Keza, Türkiye’deki ve Suriye’deki zıtlar arasında gerçekleştirilen diyalog ve görüşme tabloları, neticesi meçhûl olmasına rağmen, söylentisi bile sivil kitleleri memnun ediyor. Zira, kendi maişetini düşünen, işinde-gücünde olan sessiz çoğunluk, çatışmalardan ciddi manada usanmış durumda. Dolayısıyla, zıtlarla iç içe yaşadıkları yerde daimî bir huzur ve güvenin olmasını arzu eder. Bunun sağlanması da, hâliyle zıt fikirde olanların birbiriyle medenîce diyalog kurabilmesi ve aynı masa etrafında görüşebilmesiyle mümkün olabiliyor. Devletin güvenlik birimleri elbette ki vazifesini yapacaktır. Lâkin, dünya genelinde de görülebildiği gibi, toplumdaki nihaî güven, ancak vatandaşlar arasındaki dinî ve etnik husûmetlerin ortadan kaldırılması ve medeniyette terakkî etmeleriyle mümkün olabiliyor.
*
Türkiye coğrafyasındaki gelişmelere baktığımızda, tarih aynasında şunu görmekteyiz:
Türkler ile Kürtlerin en az bin yıla dayanan müşterek tarihi içinde, aralarında din, mezhep ve etnisiteye dayalı herhangi bir çatışma hâli hiç, ama hiç yaşanmadı. Çatışma bir yana, iç sebeplere bağlı herhangi bir ayrışma da yaşanmış değil. Tâ ki, Avrupa’yı kasıp kavuran ve oradan dünyaya yayılan ırkçılığa dayalı milliyetçilik akımları Osmanlı, Balkan ve Ortadoğu coğrafyasına sirayet edinceye kadar.

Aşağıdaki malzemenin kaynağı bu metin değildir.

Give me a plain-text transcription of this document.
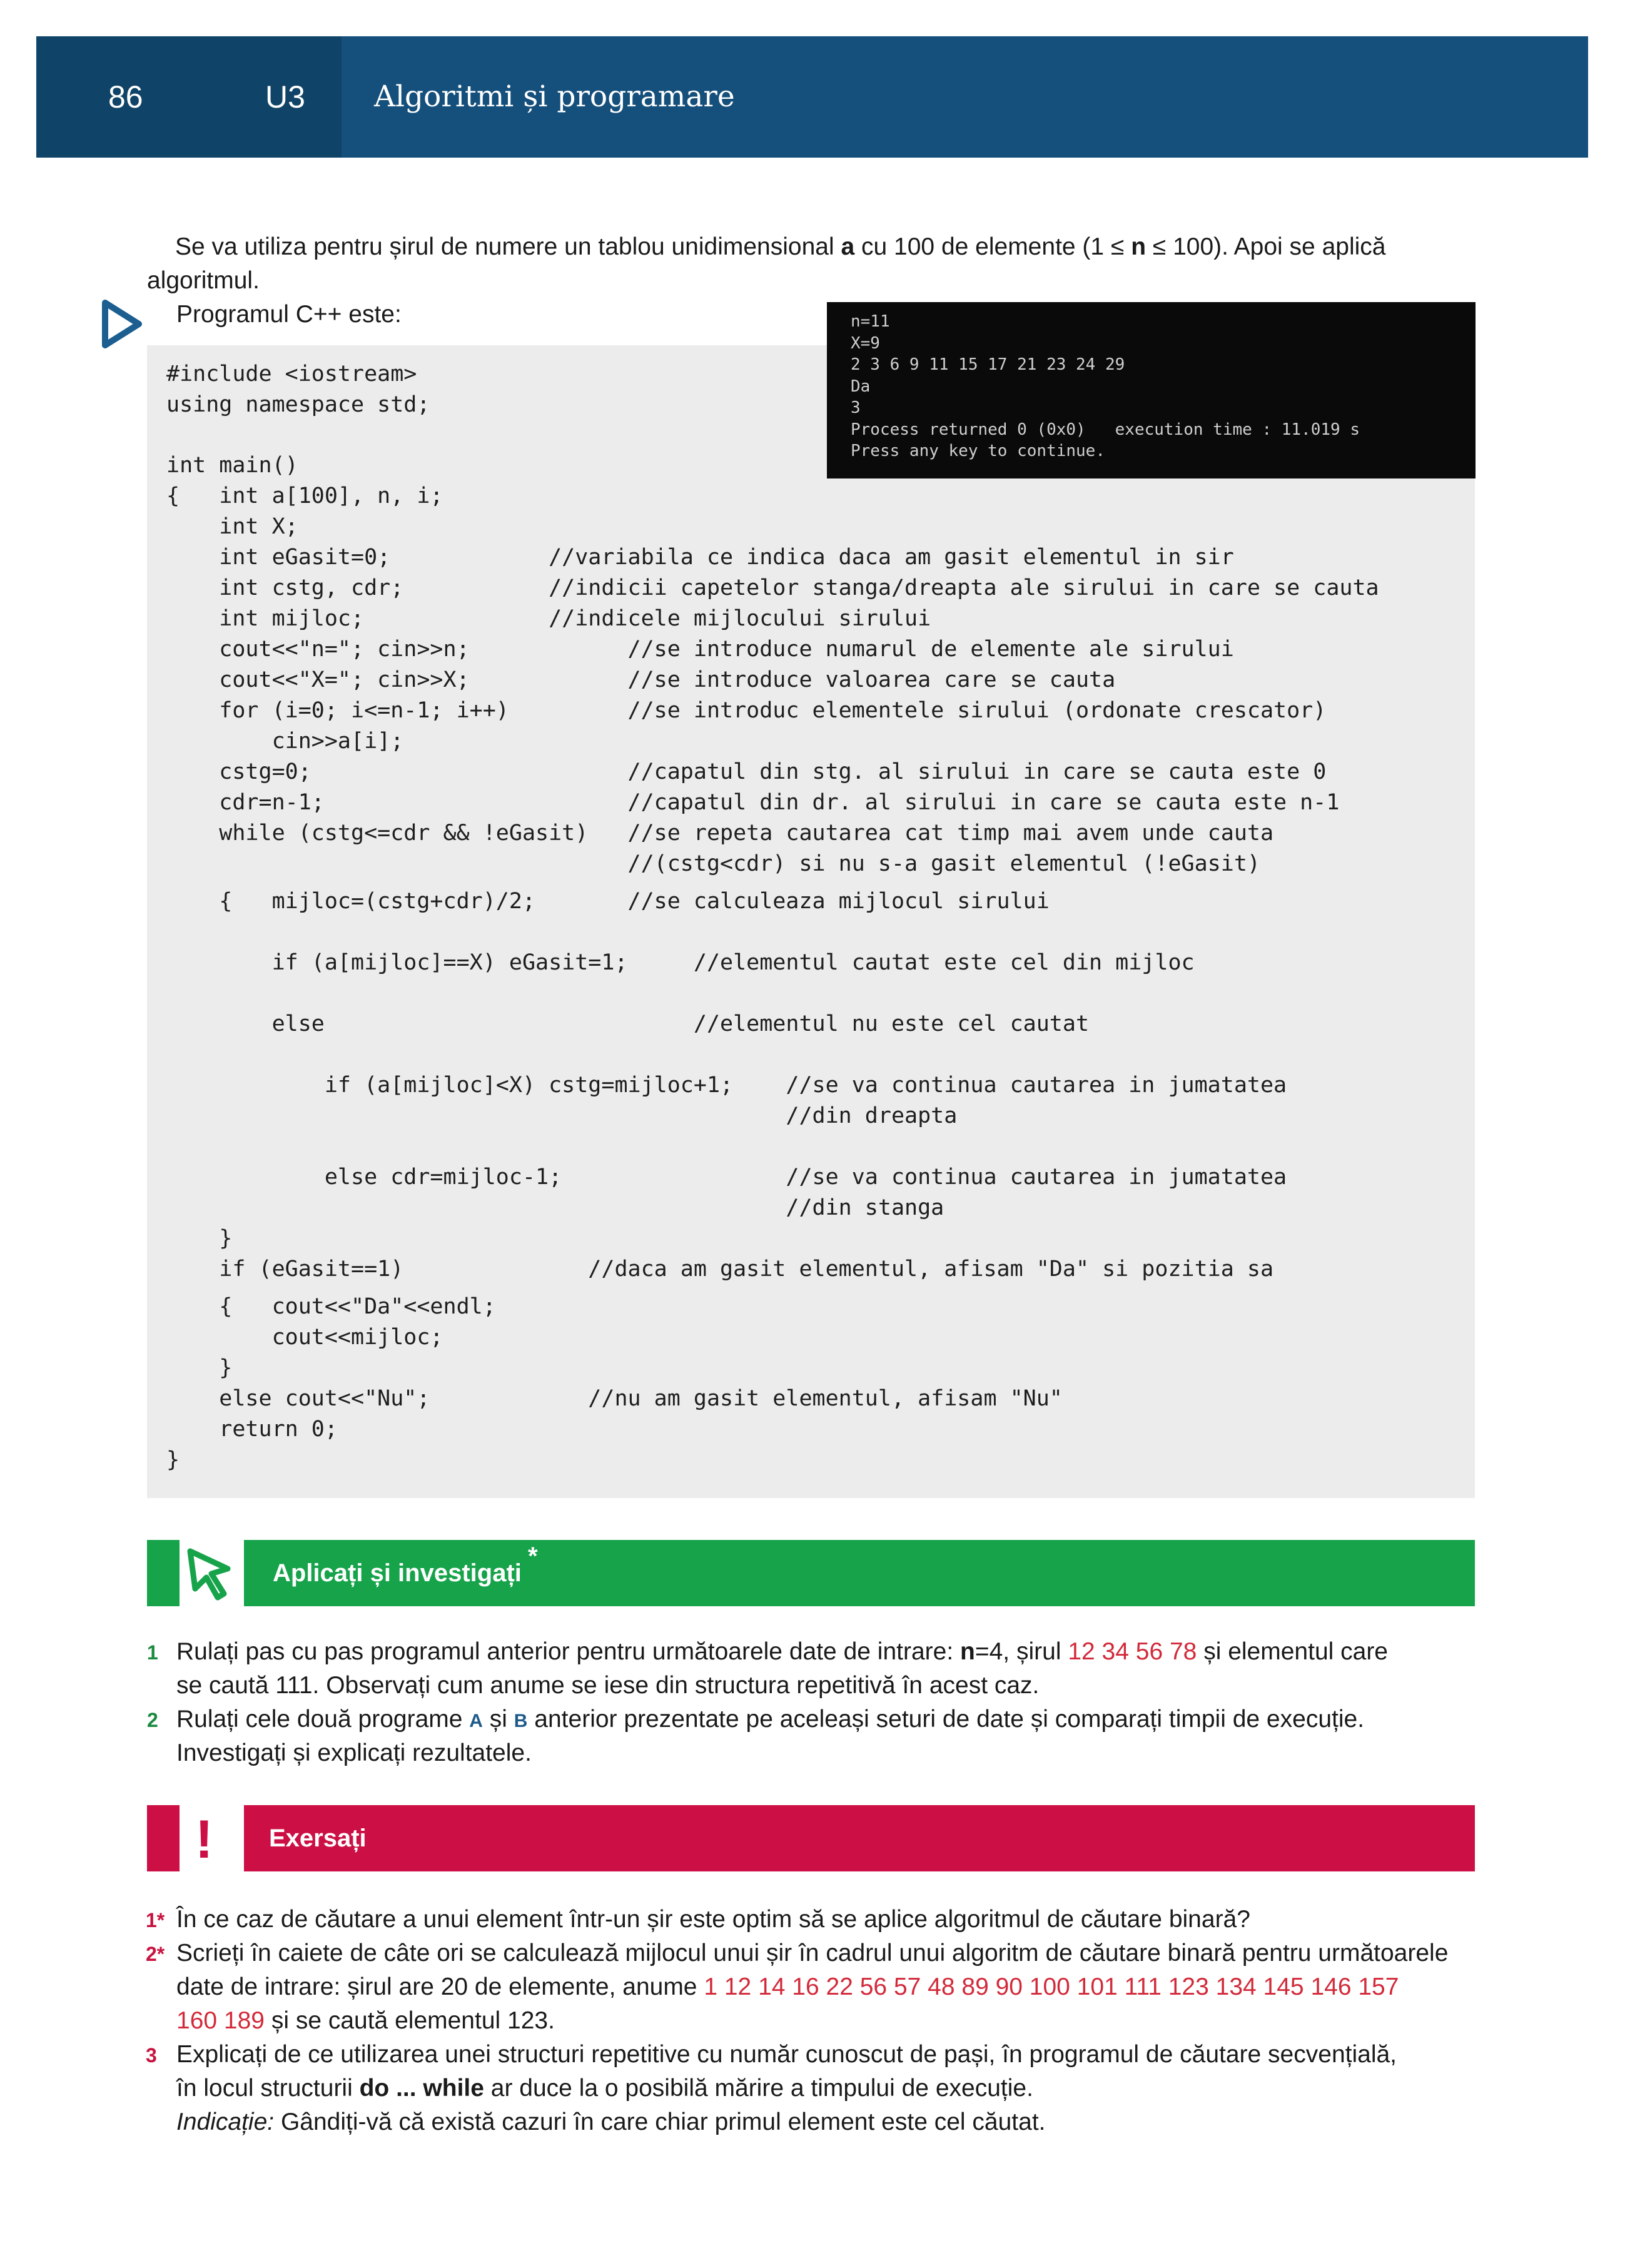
86	U3 Algoritmi și programare
Se va utiliza pentru șirul de numere un tablou unidimensional a cu 100 de elemente (1 ≤ n ≤ 100). Apoi se aplică
algoritmul.
Programul C++ este:
#include <iostream>
using namespace std;
int main()
{   int a[100], n, i;
int X;
int eGasit=0;            //variabila ce indica daca am gasit elementul in sir
int cstg, cdr;           //indicii capetelor stanga/dreapta ale sirului in care se cauta
int mijloc;              //indicele mijlocului sirului
cout<<"n="; cin>>n;            //se introduce numarul de elemente ale sirului
cout<<"X="; cin>>X;            //se introduce valoarea care se cauta
for (i=0; i<=n-1; i++)         //se introduc elementele sirului (ordonate crescator)
cin>>a[i];
cstg=0;                        //capatul din stg. al sirului in care se cauta este 0
cdr=n-1;                       //capatul din dr. al sirului in care se cauta este n-1
while (cstg<=cdr && !eGasit)   //se repeta cautarea cat timp mai avem unde cauta
//(cstg<cdr) si nu s-a gasit elementul (!eGasit)
{   mijloc=(cstg+cdr)/2;       //se calculeaza mijlocul sirului
if (a[mijloc]==X) eGasit=1;     //elementul cautat este cel din mijloc
else                            //elementul nu este cel cautat
if (a[mijloc]<X) cstg=mijloc+1;    //se va continua cautarea in jumatatea
//din dreapta
else cdr=mijloc-1;                 //se va continua cautarea in jumatatea
//din stanga
}
if (eGasit==1)              //daca am gasit elementul, afisam "Da" si pozitia sa
{   cout<<"Da"<<endl;
cout<<mijloc;
}
else cout<<"Nu";            //nu am gasit elementul, afisam "Nu"
return 0;
}
n=11
X=9
2 3 6 9 11 15 17 21 23 24 29
Da
3
Process returned 0 (0x0)   execution time : 11.019 s
Press any key to continue.
Aplicați și investigați
*
1 Rulați pas cu pas programul anterior pentru următoarele date de intrare: n=4, șirul 12 34 56 78 și elementul care
se caută 111. Observați cum anume se iese din structura repetitivă în acest caz.
2 Rulați cele două programe A și B anterior prezentate pe aceleași seturi de date și comparați timpii de execuție.
Investigați și explicați rezultatele.
! Exersați
1* În ce caz de căutare a unui element într-un șir este optim să se aplice algoritmul de căutare binară?
2* Scrieți în caiete de câte ori se calculează mijlocul unui șir în cadrul unui algoritm de căutare binară pentru următoarele
date de intrare: șirul are 20 de elemente, anume 1 12 14 16 22 56 57 48 89 90 100 101 111 123 134 145 146 157
160 189 și se caută elementul 123.
3 Explicați de ce utilizarea unei structuri repetitive cu număr cunoscut de pași, în programul de căutare secvențială,
în locul structurii do ... while ar duce la o posibilă mărire a timpului de execuție.
Indicație: Gândiți-vă că există cazuri în care chiar primul element este cel căutat.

Bu menfî frengî cereyanın tezâhürleri, 1800’lü yılların sonlarında ve bilhassa 1900’lü yılların başlarında bâriz şekilde içimizde görülmeye başlandı. Bu içtimaî marazın azgınlaşması ise, yeni Türkiye rejiminin ve daha çok Kemalist Türkçülüğün dayatmaları sayesinde mümkün oldu. Bu illetten kurtulmanın çaresi de, kökü ecnebîde olan ırkçılık mânasındaki milliyetçiliği içimizden söküp atma gayretine bağlı. Aksi hâlde, daha çekeceğimiz var demektir.
*
Evet, tarihen sabittir ki, büyük Fransız İhtilâli’nden sonra Batı ve Orta Avrupa'ya, oradan Balkanlar'a, hemen ardından Türkiye topraklarına, dolayısıyla Anadolu coğrafyasına sirayet eden ırkçılık mânâsındaki milliyetçilik cereyanı, bizde Meşrutiyetin ikinci senesinde, yani 1909’da ve öncelikle Turancılığı depreştirerek, bir diğer ifade ile “Türkçülük hareketi”ni tetikleyerek tezahür etti. Bunun zıt istikametindeki Kürtçülük hareketi ise, ondan 9–10 sene kadar sonra (1918), işgal altındaki İstanbul'da ortaya çıktı.
Ümit ve temenni edelim ki, yüzyılı aşkın bir süredir kardeş çatışmasına sebep olup umumun huzurunu kaçıran Avrupa menşeli frenk illetinden milletçe topyekûn bir şekilde kurtulma şansına, imkânına sahip olalım.